Perhaps its just a matter of units not be being displayed correctly? Or bandwidth not displaying correctly?
If you test with a laptop directly connected to the modem and the same laptop then connected to pfsense lan and the speeds are always different, there is definitely a problem.
-
INFO
1. What kind of internet connection is this? - BROADBAND
2. Model of modem? - MOTO SB6182 ( seperate AP's and of course PFSense FW, modem is only a modem)
3. Does your pfSense box get a public or private space IP address? - I have a static IP assigned to me due to being a biz cust
4. Does the gui show that the port is negotiating at full duplex? - WAN 1000baseT <full-duplex>/ LAN 1000baseT <full- (does="" not="" show="" <full-duplex="">)</full-></full-duplex>
-
Yes DOCIS 3will handle your throughput and sounds lik your are doing everything right.

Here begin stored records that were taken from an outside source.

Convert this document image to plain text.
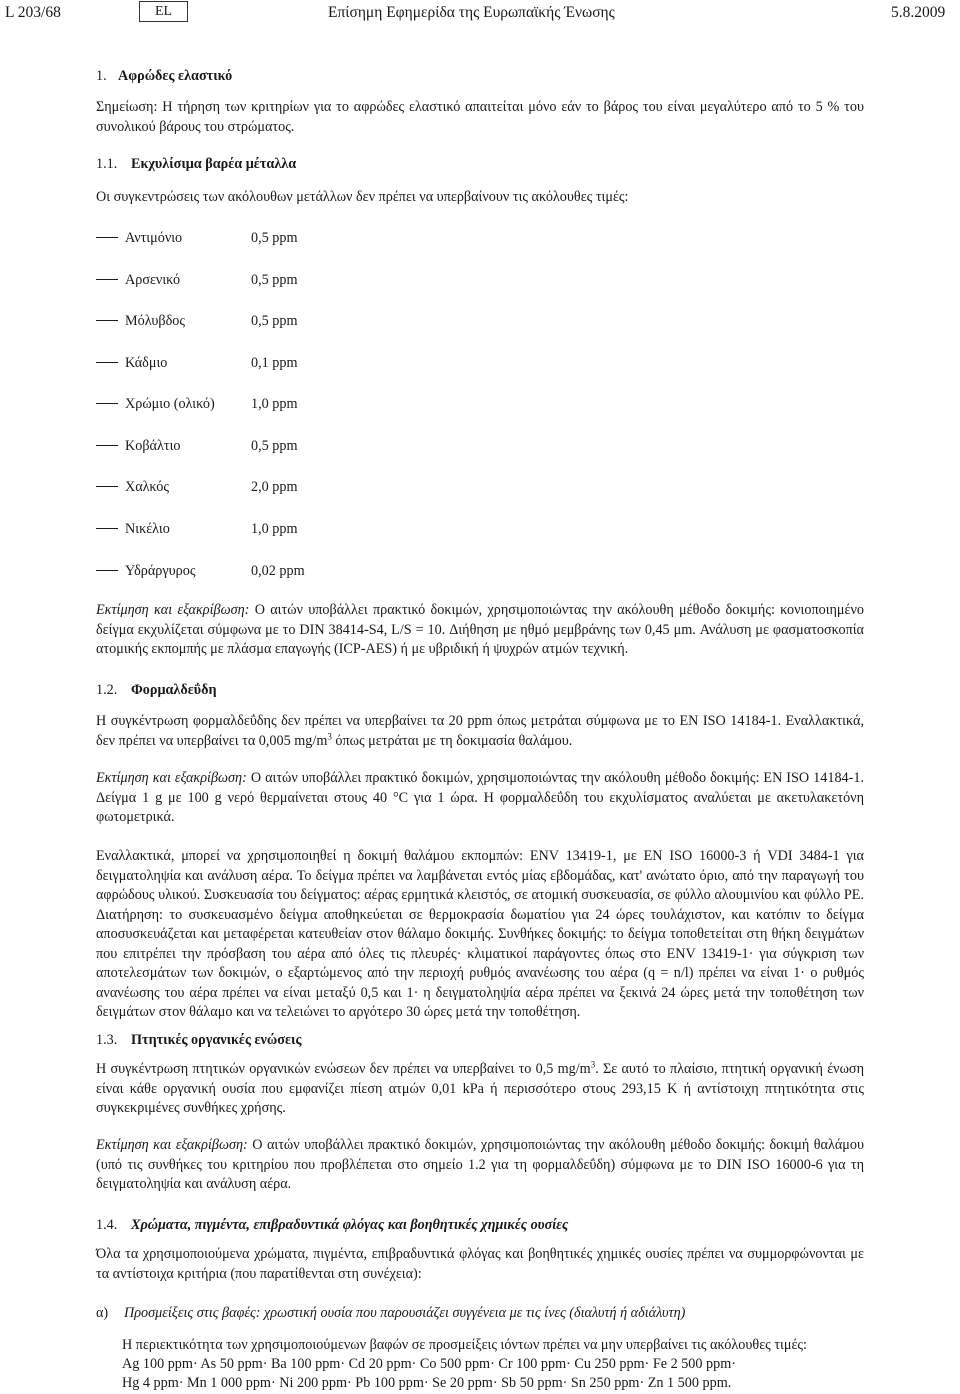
L 203/68	EL	Επίσημη Εφημερίδα της Ευρωπαϊκής Ένωσης	5.8.2009
1. Αφρώδες ελαστικό

Σημείωση: Η τήρηση των κριτηρίων για το αφρώδες ελαστικό απαιτείται μόνο εάν το βάρος του είναι μεγαλύτερο από το 5 % του συνολικού βάρους του στρώματος.

1.1. Εκχυλίσιμα βαρέα μέταλλα

Οι συγκεντρώσεις των ακόλουθων μετάλλων δεν πρέπει να υπερβαίνουν τις ακόλουθες τιμές:

Αντιμόνιο	0,5 ppm
Αρσενικό	0,5 ppm
Μόλυβδος	0,5 ppm
Κάδμιο	0,1 ppm
Χρώμιο (ολικό)	1,0 ppm
Κοβάλτιο	0,5 ppm
Χαλκός	2,0 ppm
Νικέλιο	1,0 ppm
Υδράργυρος	0,02 ppm

Εκτίμηση και εξακρίβωση: Ο αιτών υποβάλλει πρακτικό δοκιμών, χρησιμοποιώντας την ακόλουθη μέθοδο δοκιμής: κονιοποιημένο δείγμα εκχυλίζεται σύμφωνα με το DIN 38414-S4, L/S = 10. Διήθηση με ηθμό μεμβράνης των 0,45 μm. Ανάλυση με φασματοσκοπία ατομικής εκπομπής με πλάσμα επαγωγής (ICP-AES) ή με υβριδική ή ψυχρών ατμών τεχνική.

1.2. Φορμαλδεΰδη

Η συγκέντρωση φορμαλδεΰδης δεν πρέπει να υπερβαίνει τα 20 ppm όπως μετράται σύμφωνα με το EN ISO 14184-1. Εναλλακτικά, δεν πρέπει να υπερβαίνει τα 0,005 $mg/m^3$ όπως μετράται με τη δοκιμασία θαλάμου.

Εκτίμηση και εξακρίβωση: Ο αιτών υποβάλλει πρακτικό δοκιμών, χρησιμοποιώντας την ακόλουθη μέθοδο δοκιμής: EN ISO 14184-1. Δείγμα 1 g με 100 g νερό θερμαίνεται στους 40 °C για 1 ώρα. Η φορμαλδεΰδη του εκχυλίσματος αναλύεται με ακετυλακετόνη φωτομετρικά.

Εναλλακτικά, μπορεί να χρησιμοποιηθεί η δοκιμή θαλάμου εκπομπών: ENV 13419-1, με EN ISO 16000-3 ή VDI 3484-1 για δειγματοληψία και ανάλυση αέρα. Το δείγμα πρέπει να λαμβάνεται εντός μίας εβδομάδας, κατ' ανώτατο όριο, από την παραγωγή του αφρώδους υλικού. Συσκευασία του δείγματος: αέρας ερμητικά κλειστός, σε ατομική συσκευασία, σε φύλλο αλουμινίου και φύλλο PE. Διατήρηση: το συσκευασμένο δείγμα αποθηκεύεται σε θερμοκρασία δωματίου για 24 ώρες τουλάχιστον, και κατόπιν το δείγμα αποσυσκευάζεται και μεταφέρεται κατευθείαν στον θάλαμο δοκιμής. Συνθήκες δοκιμής: το δείγμα τοποθετείται στη θήκη δειγμάτων που επιτρέπει την πρόσβαση του αέρα από όλες τις πλευρές· κλιματικοί παράγοντες όπως στο ENV 13419-1· για σύγκριση των αποτελεσμάτων των δοκιμών, ο εξαρτώμενος από την περιοχή ρυθμός ανανέωσης του αέρα (q = n/l) πρέπει να είναι 1· ο ρυθμός ανανέωσης του αέρα πρέπει να είναι μεταξύ 0,5 και 1· η δειγματοληψία αέρα πρέπει να ξεκινά 24 ώρες μετά την τοποθέτηση των δειγμάτων στον θάλαμο και να τελειώνει το αργότερο 30 ώρες μετά την τοποθέτηση.

1.3. Πτητικές οργανικές ενώσεις

Η συγκέντρωση πτητικών οργανικών ενώσεων δεν πρέπει να υπερβαίνει το 0,5 $mg/m^3$. Σε αυτό το πλαίσιο, πτητική οργανική ένωση είναι κάθε οργανική ουσία που εμφανίζει πίεση ατμών 0,01 kPa ή περισσότερο στους 293,15 K ή αντίστοιχη πτητικότητα στις συγκεκριμένες συνθήκες χρήσης.

Εκτίμηση και εξακρίβωση: Ο αιτών υποβάλλει πρακτικό δοκιμών, χρησιμοποιώντας την ακόλουθη μέθοδο δοκιμής: δοκιμή θαλάμου (υπό τις συνθήκες του κριτηρίου που προβλέπεται στο σημείο 1.2 για τη φορμαλδεΰδη) σύμφωνα με το DIN ISO 16000-6 για τη δειγματοληψία και ανάλυση αέρα.

1.4. Χρώματα, πιγμέντα, επιβραδυντικά φλόγας και βοηθητικές χημικές ουσίες

Όλα τα χρησιμοποιούμενα χρώματα, πιγμέντα, επιβραδυντικά φλόγας και βοηθητικές χημικές ουσίες πρέπει να συμμορφώνονται με τα αντίστοιχα κριτήρια (που παρατίθενται στη συνέχεια):

α) Προσμείξεις στις βαφές: χρωστική ουσία που παρουσιάζει συγγένεια με τις ίνες (διαλυτή ή αδιάλυτη)

Η περιεκτικότητα των χρησιμοποιούμενων βαφών σε προσμείξεις ιόντων πρέπει να μην υπερβαίνει τις ακόλουθες τιμές:

Ag 100 ppm· As 50 ppm· Ba 100 ppm· Cd 20 ppm· Co 500 ppm· Cr 100 ppm· Cu 250 ppm· Fe 2 500 ppm·

Hg 4 ppm· Mn 1 000 ppm· Ni 200 ppm· Pb 100 ppm· Se 20 ppm· Sb 50 ppm· Sn 250 ppm· Zn 1 500 ppm.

Perhaps its just a matter of units not be being displayed correctly? Or bandwidth not displaying correctly?
If you test with a laptop directly connected to the modem and the same laptop then connected to pfsense lan and the speeds are always different, there is definitely a problem.
Thats what I thought.
Laptop to modem = 145-148/98
Laptop to Port 8 (MSK) wired = 117/98Up is close enough, down is my concern
-
SPECS: I upgraded mem and CPU in each
CPU Type Intel(R) Pentium(R) M processor 2.13GHz
Version - 2.1.5-RELEASE (i386)
FreeBSD 8.3-RELEASE-p16Memory 2GB
Load average ( at time of check) - { 0.00 0.00 0.00 }
CPU Usage ( at time of check ) - 12.6%
-
What is the model of your modem? Its not a gateway device is it? (Get a modem without a router)
Does your router get a public or private IP? (Gateway device will give you a private address unless you talk the ISP into bridgemode which most gateway modems dont really do.)

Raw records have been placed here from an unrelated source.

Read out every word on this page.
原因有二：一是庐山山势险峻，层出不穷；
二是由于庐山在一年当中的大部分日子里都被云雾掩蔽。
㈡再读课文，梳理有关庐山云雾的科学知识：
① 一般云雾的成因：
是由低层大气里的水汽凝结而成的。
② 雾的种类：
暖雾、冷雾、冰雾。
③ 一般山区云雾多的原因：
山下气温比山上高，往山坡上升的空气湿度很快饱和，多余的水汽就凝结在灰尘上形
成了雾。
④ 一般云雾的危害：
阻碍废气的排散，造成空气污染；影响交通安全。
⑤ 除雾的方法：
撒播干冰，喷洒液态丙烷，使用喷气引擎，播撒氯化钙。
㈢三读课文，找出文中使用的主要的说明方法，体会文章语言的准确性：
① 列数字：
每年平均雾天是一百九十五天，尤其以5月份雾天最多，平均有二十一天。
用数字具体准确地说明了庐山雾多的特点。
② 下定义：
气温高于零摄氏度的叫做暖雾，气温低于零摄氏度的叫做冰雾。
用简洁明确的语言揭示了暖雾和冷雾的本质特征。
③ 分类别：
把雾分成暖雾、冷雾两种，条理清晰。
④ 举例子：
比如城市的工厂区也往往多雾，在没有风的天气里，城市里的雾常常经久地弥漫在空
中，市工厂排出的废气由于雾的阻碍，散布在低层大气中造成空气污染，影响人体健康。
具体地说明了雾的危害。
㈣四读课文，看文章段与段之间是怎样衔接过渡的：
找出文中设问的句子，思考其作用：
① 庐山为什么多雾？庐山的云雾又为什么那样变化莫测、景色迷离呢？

Who is your ISP? (cough cough Comcast cough) makes you use a gateway device on commercial accounts only if you need the static IP. If you don't have a static IP then they will let you use your own modem. We wont know unless you tell us.
Sites such as speedtest.net are notorious (at least in the past) for being highly inaccurate.
The best way to test is to download all kinds of stuff across your network (several computers) including the SP3 update for Windows XP (IT version so you get the whole 345+ MB file) and watch the GUI graphs on the dashboard.
Last question- Your computer is the only computer pulling data through the firewall during your speed tests…. right? Antivirus programs are notorious for requesting their updates as soon as they connect to a network.